Sunday, June 15, 2008

Net neutrality: The value of a byte travelling on the Internet

In response to Richard Bannet's article.


Let us say, for simplicity, that most of us are connected to the best-effort, statistically multiplexed, Internet. What does this mean? This means that every byte on the Internet going from point A to point B will, on average, get the same service from the Internet (same probability of loss, same delay, same delay-jitter, etc.) Therefore the Internet has the tendency to treat each byte traversing it as equal because in our simple example of 2 bytes going from A to B, the fraction of service (or utility) that each byte receives from the Internet is equal.

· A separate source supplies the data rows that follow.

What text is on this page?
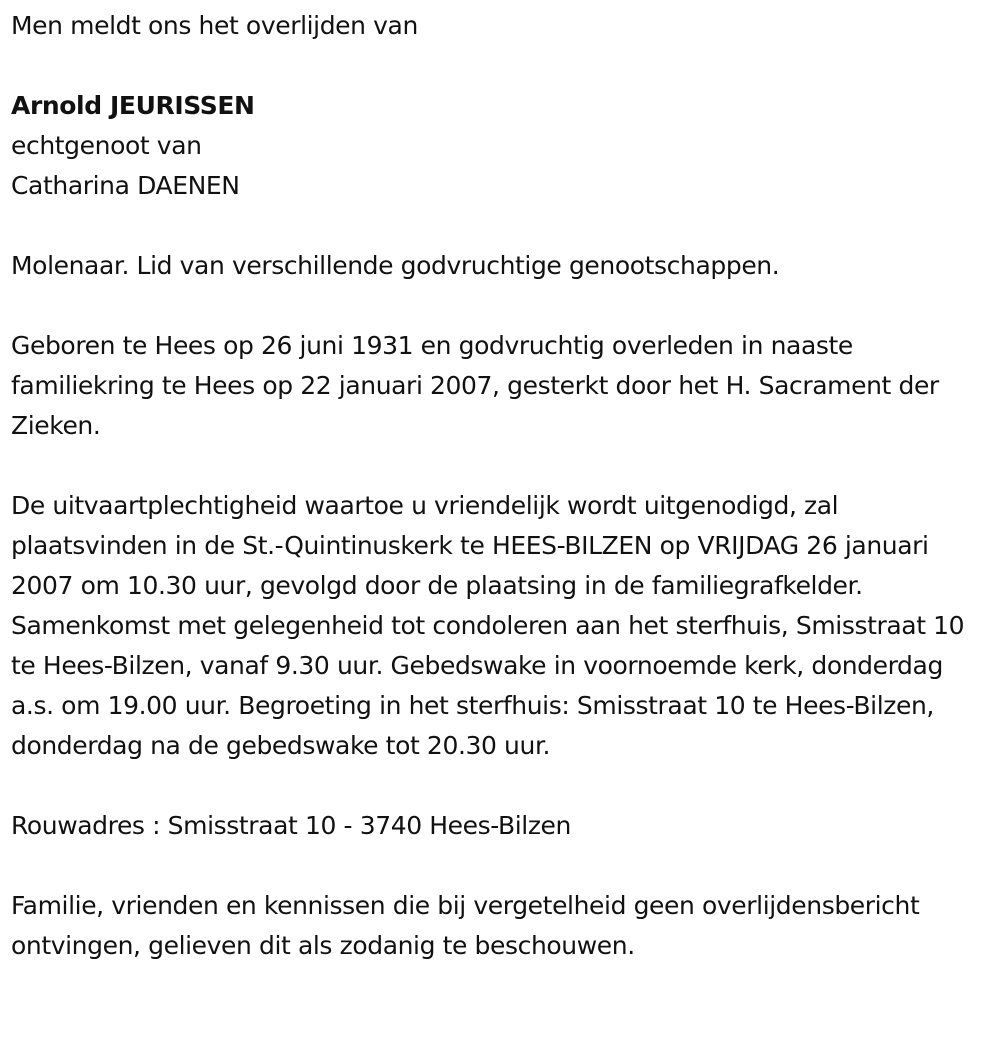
Men meldt ons het overlijden van

Arnold JEURISSEN

echtgenoot van

Catharina DAENEN

Molenaar. Lid van verschillende godvruchtige genootschappen.

Geboren te Hees op 26 juni 1931 en godvruchtig overleden in naaste familiekring te Hees op 22 januari 2007, gesterkt door het H. Sacrament der Zieken.

De uitvaartplechtigheid waartoe u vriendelijk wordt uitgenodigd, zal plaatsvinden in de St.-Quintinuskerk te HEES-BILZEN op VRIJDAG 26 januari 2007 om 10.30 uur, gevolgd door de plaatsing in de familiegrafkelder. Samenkomst met gelegenheid tot condoleren aan het sterfhuis, Smisstraat 10 te Hees-Bilzen, vanaf 9.30 uur. Gebedswake in voornoemde kerk, donderdag a.s. om 19.00 uur. Begroeting in het sterfhuis: Smisstraat 10 te Hees-Bilzen, donderdag na de gebedswake tot 20.30 uur.

Rouwadres : Smisstraat 10 - 3740 Hees-Bilzen

Familie, vrienden en kennissen die bij vergetelheid geen overlijdensbericht ontvingen, gelieven dit als zodanig te beschouwen.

However, most people agree that the importance, or utility, of every byte on the Internet is not equal. For example, it may be more important to quickly transfer a byte from a voip conversation than a byte from a file transfer. Or it may be more important to send bytes that update stock prices than to send bytes to play a You tube video.

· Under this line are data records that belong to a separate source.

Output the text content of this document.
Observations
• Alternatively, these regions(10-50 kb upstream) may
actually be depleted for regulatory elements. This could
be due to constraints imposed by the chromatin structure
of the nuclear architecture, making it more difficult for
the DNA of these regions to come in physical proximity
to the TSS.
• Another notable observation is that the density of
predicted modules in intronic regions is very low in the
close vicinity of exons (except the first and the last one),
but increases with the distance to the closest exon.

Or so I think. But what do you think? What does Skype think? What does Google think? What does Comcast think? What does the government of a country think? And if they think differently, then whose voice matters? Or should anyone's voice matter more than the others?

This is the key point of the Net Neutrality corundum. Everyone agrees that the present design of the best-effort Internet is suboptimal in that it treats every byte as equal and gives equal precedence to equal fractions of content. But the issue with doing away with this Net Neutrality model is that vested interests will decide which particular byte is more important than another byte. Can we trust one single company, or authority, to make the correct decision on this one? As a market believer, I would first say that let the market decide, i.e., let the price per byte, and hence the value attached to that particular byte, be the deciding factor. But the big issue is whether a flexible, effective, and dynamic market of this sort can be set up and quickly integrated with the existing and upcoming Internet protocols. Until this happens, I am more comfortable with time-tested simple statistical multiplexing, the fair but sub-optimal egalitarian algorithm, to do the job.

I am relieved that the question of Net Neutrality does have a technical solution - setup a market to do the job. I am just concerned of whether there is enough political patience to wait for the technology to develop this byte market we will need.